Another influencing factor is chemotherapy. The overall tumor response results from radiation as well as chemotherapy. These two effects cannot be separated as there is no data for radiation alone available thus they were dealt as a whole in this study. Before RT, 8 of the patients were treated with pre-radiation chemotherapy and 12 patients without. Between the two groups, no significant difference was found in the initial and final MCTN (student’s two-tailed t-test, p = 0.8, 0.8, 0.9). No association was found between the MCTN changes and the local recurrence and metastatic status. This may be because (1) these clinical outcome can be influenced by many factors, including the effects of pre- and post-CRT treatments; and (2) the data size included is too small and the patient population is too heterogeneous.
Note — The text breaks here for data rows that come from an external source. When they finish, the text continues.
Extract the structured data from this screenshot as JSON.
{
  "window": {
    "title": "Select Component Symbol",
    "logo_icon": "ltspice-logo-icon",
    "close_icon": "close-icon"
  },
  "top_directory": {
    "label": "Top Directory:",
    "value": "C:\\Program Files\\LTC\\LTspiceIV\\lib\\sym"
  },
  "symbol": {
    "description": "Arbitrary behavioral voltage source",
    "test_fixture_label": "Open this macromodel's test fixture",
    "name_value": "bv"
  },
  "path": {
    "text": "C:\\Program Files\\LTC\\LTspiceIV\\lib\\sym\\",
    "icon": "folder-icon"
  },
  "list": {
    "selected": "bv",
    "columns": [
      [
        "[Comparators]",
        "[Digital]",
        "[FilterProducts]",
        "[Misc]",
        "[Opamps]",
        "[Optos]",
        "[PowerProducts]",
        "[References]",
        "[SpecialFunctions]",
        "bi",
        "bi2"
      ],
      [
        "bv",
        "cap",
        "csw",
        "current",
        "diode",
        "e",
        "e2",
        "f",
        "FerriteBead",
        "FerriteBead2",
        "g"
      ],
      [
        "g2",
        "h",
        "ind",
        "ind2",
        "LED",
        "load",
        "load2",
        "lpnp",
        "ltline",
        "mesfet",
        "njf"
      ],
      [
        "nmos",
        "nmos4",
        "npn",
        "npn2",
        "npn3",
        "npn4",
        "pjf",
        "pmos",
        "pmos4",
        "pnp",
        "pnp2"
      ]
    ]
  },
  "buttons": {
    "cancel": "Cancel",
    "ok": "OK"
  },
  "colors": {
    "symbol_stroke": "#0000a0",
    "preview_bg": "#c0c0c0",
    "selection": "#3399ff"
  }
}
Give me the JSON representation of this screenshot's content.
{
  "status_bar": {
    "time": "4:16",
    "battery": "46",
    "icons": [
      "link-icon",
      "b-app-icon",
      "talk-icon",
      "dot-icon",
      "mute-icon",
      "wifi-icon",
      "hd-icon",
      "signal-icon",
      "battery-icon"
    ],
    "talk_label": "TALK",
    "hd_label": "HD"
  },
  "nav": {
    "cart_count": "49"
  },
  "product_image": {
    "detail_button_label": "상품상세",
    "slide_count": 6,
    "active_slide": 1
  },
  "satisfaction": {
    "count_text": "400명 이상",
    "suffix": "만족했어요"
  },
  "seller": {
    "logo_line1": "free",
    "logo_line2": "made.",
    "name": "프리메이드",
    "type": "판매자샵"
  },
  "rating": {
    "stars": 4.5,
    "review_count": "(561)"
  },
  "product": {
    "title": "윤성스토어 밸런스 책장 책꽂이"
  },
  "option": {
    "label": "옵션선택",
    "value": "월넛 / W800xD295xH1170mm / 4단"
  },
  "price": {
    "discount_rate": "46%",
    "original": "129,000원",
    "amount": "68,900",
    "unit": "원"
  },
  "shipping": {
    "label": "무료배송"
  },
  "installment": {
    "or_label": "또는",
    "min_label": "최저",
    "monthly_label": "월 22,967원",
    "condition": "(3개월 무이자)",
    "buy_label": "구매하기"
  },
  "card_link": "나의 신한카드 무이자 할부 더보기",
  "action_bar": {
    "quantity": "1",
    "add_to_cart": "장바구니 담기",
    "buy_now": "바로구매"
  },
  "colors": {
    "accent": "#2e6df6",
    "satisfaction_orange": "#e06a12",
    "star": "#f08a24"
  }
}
It should also be noted in most of the cases studied, we have observed on pre-CRT CTs (e.g., CTs at the first fraction) that the surrounding normal pancreatic tissues generally have slightly lower HUs than the tumor in pancreas head. There are also measurable differences in some radiomic features (e.g., entropy). However, these differences are generally too small to distinguish the tumor region from the surrounding normal pancreatic tissue. In a separate study, we are investigating these differences with help from MRI.
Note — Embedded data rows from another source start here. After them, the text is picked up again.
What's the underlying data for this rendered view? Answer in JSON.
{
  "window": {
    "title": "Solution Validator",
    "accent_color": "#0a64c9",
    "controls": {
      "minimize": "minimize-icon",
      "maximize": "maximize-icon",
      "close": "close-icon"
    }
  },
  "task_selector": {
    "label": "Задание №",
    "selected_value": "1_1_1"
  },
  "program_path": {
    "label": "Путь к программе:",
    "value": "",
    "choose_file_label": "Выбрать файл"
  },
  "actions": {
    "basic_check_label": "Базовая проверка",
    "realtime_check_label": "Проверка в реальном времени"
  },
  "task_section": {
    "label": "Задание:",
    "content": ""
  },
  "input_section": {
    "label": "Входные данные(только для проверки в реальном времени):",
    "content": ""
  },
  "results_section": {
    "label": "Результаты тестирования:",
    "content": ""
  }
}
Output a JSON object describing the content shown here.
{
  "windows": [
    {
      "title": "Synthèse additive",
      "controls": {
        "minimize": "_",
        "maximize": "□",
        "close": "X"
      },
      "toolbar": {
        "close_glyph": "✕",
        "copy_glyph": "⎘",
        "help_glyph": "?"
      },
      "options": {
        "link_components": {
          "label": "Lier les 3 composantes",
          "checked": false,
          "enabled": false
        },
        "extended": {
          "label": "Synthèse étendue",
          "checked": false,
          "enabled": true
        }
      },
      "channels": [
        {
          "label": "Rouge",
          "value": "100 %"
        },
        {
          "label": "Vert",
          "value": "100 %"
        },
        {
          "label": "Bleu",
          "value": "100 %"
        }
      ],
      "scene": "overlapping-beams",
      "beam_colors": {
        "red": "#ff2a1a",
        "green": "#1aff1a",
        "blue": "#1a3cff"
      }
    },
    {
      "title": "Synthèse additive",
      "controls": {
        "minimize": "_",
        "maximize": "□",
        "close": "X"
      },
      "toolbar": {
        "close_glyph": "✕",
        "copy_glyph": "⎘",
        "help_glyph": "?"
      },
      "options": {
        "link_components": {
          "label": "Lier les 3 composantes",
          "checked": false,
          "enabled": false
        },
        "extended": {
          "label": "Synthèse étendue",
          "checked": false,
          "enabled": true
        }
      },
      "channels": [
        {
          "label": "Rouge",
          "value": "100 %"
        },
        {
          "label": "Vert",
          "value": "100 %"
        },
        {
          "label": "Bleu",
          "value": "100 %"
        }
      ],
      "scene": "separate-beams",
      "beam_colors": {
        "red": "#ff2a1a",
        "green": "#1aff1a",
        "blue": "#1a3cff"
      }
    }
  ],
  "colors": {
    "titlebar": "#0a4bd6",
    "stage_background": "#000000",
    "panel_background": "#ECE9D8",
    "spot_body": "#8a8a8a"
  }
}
There are two major limitations of this exploratory study. One is the small patient cohort. There are only 15 out of the 20 patients who had pathology data. This small number prevents us from obtaining a solid correlation between radiomic change and treatment response. The other limitation is the defined GTV encloses both tumor and normal pancreas tissue because they are not distinguishable on CT. This would lead to difficulty and inaccuracy in tracking real changes in tumor volume and shape during the course of treatment. Since their responses to irradiation are most likely different, the measurement of tumor treatment response may be dampened. In addition, the contouring variation, such as that due to the subjective judgment on where the pancreatic head begins and ends, may also affect the analysis, even though, the contouring variation was minimized by carefully reviewing the consistency of daily contours with an experienced radiation oncologist.

Conclusions

The daily diagnostic-quality CTs acquired during CRT for pancreatic cancer were quantitatively analyzed by extracting a series of intensity histogram based radiomic metrics. Significant changes in various metrics, including MCTN, PP, volume, SD, entropy, skewness, and kurtosis were observed for most of patients studied. These changes are patient specific and can be observed as early as in the first few weeks during the course of treatment. Patients with good pathologic tumor response tended to have large changes in GTV MCTN, SD and skewness as compared to those with poor tumor response. With further studies, these radiation-induced changes in radiomic features may potentially be used for early assessment of treatment response during radiation delivery.